DPA-induced EPS is frequently associated with other diseases of the dermal soft tissue, such as cutis laxa [22, 23, 24], pseudoxanthoma elasticum [25-29], and some recently described cases of mucosal elastosis [30, 31], which are considered different expressions of the same degenerative process and may be summarized as one entity: penicillamine-induced degenerative dermatosis [5]. The capacity of penicillamine to induce widespread and various types of cutaneous elastic fiber damage further suggests a potential for affecting the systemic elastic tissue, because similar changes have been demonstrated in arteries and lungs [9, 10, 11]. Immediate discontinuation of the drug is mandatory and patients should be carefully monitored for systemic sequelae, which might require several years to manifest.

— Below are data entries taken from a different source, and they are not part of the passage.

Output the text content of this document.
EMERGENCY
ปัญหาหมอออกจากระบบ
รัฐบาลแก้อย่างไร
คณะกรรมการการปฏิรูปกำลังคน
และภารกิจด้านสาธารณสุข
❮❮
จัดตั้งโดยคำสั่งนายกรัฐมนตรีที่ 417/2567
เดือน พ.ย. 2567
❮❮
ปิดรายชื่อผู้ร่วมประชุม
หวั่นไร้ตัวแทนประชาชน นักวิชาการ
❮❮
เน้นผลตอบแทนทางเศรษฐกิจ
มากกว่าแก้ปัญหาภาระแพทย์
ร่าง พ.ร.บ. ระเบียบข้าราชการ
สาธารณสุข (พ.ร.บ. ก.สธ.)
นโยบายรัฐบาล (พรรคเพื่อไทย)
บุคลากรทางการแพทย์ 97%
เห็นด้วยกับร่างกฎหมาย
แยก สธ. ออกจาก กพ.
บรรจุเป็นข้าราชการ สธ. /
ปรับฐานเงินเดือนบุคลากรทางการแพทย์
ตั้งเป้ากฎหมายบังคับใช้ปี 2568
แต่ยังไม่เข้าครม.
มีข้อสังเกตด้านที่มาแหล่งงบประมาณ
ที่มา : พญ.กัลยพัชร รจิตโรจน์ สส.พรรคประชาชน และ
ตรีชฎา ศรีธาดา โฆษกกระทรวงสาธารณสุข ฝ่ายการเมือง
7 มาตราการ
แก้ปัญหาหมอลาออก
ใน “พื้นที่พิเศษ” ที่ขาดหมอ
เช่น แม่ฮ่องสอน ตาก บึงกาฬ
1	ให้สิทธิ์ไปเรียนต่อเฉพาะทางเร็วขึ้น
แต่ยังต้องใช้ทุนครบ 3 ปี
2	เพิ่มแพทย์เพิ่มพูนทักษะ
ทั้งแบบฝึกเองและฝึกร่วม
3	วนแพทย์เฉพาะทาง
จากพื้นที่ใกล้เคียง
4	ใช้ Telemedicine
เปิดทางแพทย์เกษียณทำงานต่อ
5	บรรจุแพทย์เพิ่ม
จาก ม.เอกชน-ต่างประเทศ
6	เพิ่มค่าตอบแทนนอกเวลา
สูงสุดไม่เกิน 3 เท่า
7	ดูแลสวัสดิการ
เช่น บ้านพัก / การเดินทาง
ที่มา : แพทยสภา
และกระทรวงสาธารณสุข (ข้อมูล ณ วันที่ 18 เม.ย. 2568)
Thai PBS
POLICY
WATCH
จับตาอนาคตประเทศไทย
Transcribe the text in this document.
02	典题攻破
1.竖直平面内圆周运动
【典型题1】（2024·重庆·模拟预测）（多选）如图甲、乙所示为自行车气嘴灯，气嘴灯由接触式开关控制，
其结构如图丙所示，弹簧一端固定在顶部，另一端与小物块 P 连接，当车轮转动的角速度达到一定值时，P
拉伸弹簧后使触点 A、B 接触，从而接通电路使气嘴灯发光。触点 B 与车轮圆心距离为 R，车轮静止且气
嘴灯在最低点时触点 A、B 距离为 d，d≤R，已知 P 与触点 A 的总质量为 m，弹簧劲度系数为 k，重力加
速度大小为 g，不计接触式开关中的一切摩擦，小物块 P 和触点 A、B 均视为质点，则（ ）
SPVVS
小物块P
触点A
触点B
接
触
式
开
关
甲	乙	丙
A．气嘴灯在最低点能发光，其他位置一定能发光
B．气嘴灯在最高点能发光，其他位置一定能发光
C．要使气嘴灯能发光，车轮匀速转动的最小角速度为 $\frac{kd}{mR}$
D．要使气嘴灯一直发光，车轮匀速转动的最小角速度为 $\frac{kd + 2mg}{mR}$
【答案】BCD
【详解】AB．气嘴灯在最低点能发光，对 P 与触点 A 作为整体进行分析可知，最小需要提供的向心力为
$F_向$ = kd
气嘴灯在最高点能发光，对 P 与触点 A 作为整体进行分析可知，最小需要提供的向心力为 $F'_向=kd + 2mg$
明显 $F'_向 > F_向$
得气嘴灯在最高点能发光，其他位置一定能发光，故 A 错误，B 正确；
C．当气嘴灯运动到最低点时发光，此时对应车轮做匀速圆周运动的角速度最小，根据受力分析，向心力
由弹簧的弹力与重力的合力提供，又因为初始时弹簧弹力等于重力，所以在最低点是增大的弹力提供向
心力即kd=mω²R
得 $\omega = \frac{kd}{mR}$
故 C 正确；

To conclude, D-penicillamine may cause significant alterations of the elastic tissue, which are so peculiar that they are easy to distinguish histologically from idiopathic elastosis perforans serpiginosa. A decrease in lysyl oxidase activity and a direct drug interaction with collagen fiber precursors are both involved in this complex and interesting pathophysiology. Misdiagnosis and delayed intervention frequently allows the development of skin atrophy and scarring on very visible areas. Although skin manifestations are relatively innocuous, potential damage to vessels and lungs.